Money for District overhaul should go to making buildings safer, healthier
By Jerry Roseman on Oct 15, 2015 12:59 PM
Philadelphia schools Superintendent William Hite has a plan to spend up to $20 million over several years on privatization, school closures, new schools, and other turnaround efforts aimed at getting 5,000 students “in better schools close to where they live.” My 30 years of experience in performing onsite evaluations of deficient school-building conditions leads me to propose something very different. Let’s spend that $20 million fixing the schools that our kids attend now.
With $20 million, we can protect all school children and staff, while promoting achievement for many more than the 5,000 children in the limited number of schools that Hite hopes to impact. And we can do so without ignoring the universal positive impact of improving indoor air-quality conditions.
Too many of our schools are literally falling apart around our kids. Shockingly poor conditions contribute to student and staff illness, absenteeism, damaged books, supplies, and materials and undercut academic achievement. Healthy buildings – free of mold, flaking lead-containing paint and plaster dust, water intrusion and damage, leaky roofs, and rodent droppings – are a basic right and one being deferred at great cost to our school system.
Since 2010, I’ve evaluated nearly 150 schools, helping to document more than 5,000 environmental problems in them.
I regularly see kids spending more than 1,300 hours a year in building conditions like these:
These photos illustrate conditions that are all too common in our schools and in all too many cases continue unchecked for months or years at a time. They are also largely hidden from any public view.
I’ve witnessed firsthand how leaky roofs and mold destroyed tens of thousands of dollars worth of music and sports equipment, textbooks, and furniture. Classrooms have been rendered unusable. But the damage to students’ well-being is far more disturbing.
Indoor air-quality problems exacerbate asthma and other respiratory diseases, placing the most vulnerable children – those from economically disadvantaged and minority communities – at greatest risk. Instead of serving as a refuge, our schools endanger these children.
The challenge of repairing our school buildings can appear overwhelming, but we cannot ignore the problems. Inflated estimates of $4 billion to permanently upgrade all our buildings are routinely provided, but we shouldn’t let this number paralyze us from taking action now. We must immediately act to protect our students and staff and to improve academic opportunity and performance.
We should first concentrate our efforts on the repair of building interiors, where our kids and staff spend every day. Then we should address exterior problems, which are generally more costly, as money becomes available.
This strategy works. For example, at Bryant Elementary in West Philadelphia, I documented flaking, lead-containing paint, and damaged walls and ceilings in October 2013. Dust, mold, and moisture are asthma triggers, particularly for the school's vulnerable, at-risk population, so I recommended immediate low-cost actions to address the situation.
The School District's maintenance department was able to stabilize plaster throughout the school, paint walls and ceilings, replace damaged and moldy ceiling tiles, and perform spot repairs of leaky roofs, exterior masonry, and more. This work cost less than $50,000, resulting in real improvements in the school's condition. Additional work has since been conducted.

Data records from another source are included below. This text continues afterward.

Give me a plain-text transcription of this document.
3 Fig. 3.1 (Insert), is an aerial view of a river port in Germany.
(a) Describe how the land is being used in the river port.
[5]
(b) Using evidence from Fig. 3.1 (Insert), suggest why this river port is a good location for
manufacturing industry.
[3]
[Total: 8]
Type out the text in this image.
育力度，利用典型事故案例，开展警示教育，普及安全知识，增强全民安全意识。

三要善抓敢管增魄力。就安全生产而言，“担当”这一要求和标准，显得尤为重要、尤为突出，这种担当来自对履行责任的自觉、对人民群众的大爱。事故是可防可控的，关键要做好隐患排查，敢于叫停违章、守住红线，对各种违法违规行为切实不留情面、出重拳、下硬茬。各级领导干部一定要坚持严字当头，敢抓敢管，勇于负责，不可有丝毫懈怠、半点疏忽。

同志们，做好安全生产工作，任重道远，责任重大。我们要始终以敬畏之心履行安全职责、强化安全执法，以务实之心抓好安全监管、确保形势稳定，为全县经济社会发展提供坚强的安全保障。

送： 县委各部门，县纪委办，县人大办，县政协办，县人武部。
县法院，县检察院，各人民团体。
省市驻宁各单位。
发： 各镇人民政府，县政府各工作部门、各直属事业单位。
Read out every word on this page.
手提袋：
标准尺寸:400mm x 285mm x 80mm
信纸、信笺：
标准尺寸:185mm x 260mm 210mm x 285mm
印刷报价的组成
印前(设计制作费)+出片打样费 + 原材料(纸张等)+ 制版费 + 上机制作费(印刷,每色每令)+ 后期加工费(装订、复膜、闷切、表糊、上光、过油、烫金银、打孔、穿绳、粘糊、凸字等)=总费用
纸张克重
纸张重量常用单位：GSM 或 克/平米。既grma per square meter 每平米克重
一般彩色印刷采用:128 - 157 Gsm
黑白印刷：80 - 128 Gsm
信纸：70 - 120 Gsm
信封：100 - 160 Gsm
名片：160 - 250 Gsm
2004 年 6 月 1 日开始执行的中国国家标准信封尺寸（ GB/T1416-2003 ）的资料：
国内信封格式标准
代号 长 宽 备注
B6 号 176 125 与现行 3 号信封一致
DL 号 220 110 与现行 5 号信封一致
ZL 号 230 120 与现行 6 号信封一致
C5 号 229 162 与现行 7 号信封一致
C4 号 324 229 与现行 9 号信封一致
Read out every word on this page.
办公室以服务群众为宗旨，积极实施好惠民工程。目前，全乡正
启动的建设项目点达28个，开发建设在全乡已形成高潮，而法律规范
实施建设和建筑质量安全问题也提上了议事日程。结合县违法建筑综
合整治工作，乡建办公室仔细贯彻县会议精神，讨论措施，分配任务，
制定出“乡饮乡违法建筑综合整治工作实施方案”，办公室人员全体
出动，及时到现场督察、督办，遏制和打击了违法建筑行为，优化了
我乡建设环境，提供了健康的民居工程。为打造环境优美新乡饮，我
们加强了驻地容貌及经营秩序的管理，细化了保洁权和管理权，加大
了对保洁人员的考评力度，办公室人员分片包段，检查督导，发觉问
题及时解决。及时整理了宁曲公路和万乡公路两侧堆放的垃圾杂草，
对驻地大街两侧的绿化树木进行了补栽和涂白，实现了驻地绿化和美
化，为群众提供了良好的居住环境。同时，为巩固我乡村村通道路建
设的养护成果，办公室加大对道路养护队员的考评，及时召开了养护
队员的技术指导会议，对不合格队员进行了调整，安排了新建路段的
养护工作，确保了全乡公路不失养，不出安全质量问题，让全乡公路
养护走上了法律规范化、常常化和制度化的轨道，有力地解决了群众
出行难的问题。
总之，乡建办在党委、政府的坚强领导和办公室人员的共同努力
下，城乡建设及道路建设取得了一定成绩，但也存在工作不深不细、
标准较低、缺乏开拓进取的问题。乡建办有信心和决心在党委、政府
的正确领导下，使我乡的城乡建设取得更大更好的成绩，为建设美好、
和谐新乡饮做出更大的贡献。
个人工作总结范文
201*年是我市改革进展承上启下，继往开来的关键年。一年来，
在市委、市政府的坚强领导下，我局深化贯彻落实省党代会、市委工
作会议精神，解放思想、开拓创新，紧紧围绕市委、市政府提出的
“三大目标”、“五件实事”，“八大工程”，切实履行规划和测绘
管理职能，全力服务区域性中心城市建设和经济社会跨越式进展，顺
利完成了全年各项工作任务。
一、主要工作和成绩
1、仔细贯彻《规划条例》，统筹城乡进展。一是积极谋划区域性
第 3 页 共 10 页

Just imagine if $100,000 were allocated to repair unsafe building conditions inside every one of our most dilapidated schools; this total of $20 million would make a sea change of difference everywhere. Almost immediately those schools would become safe and healthy places for our children and teachers. Investing $25 million to $30 million would be transformative.
District leaders have not made facility improvement a priority or engaged the public in addressing this issue. They should do so now. Existing building conditions and indoor air-quality information should be readily available to all, but it is not.
I propose the District create a comprehensive triage list of interior and exterior building conditions for every school. Up to $100,000 would be allocated to schools to fix the most critical problems. The priority would be on major improvements in interior conditions to protect school occupants as well as the investment in educational materials and supplies, and to prevent ongoing damage.
More than 50 years ago, Winston Churchill noted, “We shape our buildings and thereafter, our buildings shape us.” We must improve the condition of our buildings now, in order to provide the learning environments that our students need to do their best work. Spending an additional $20 million a year to fix our schools – now that would be money well-spent.
Jerry Roseman is an independent environmental science consultant who has assessed conditions in almost all of Philadelphia’s public schools on behalf of the Philadelphia Federation of Teachers. He has worked with the Centers for Disease Control and Prevention and New Jersey's Health Department and has taught at Penn State, Hahnemann School of Medicine, and Drexel University.
The opinions expressed are solely those of the author.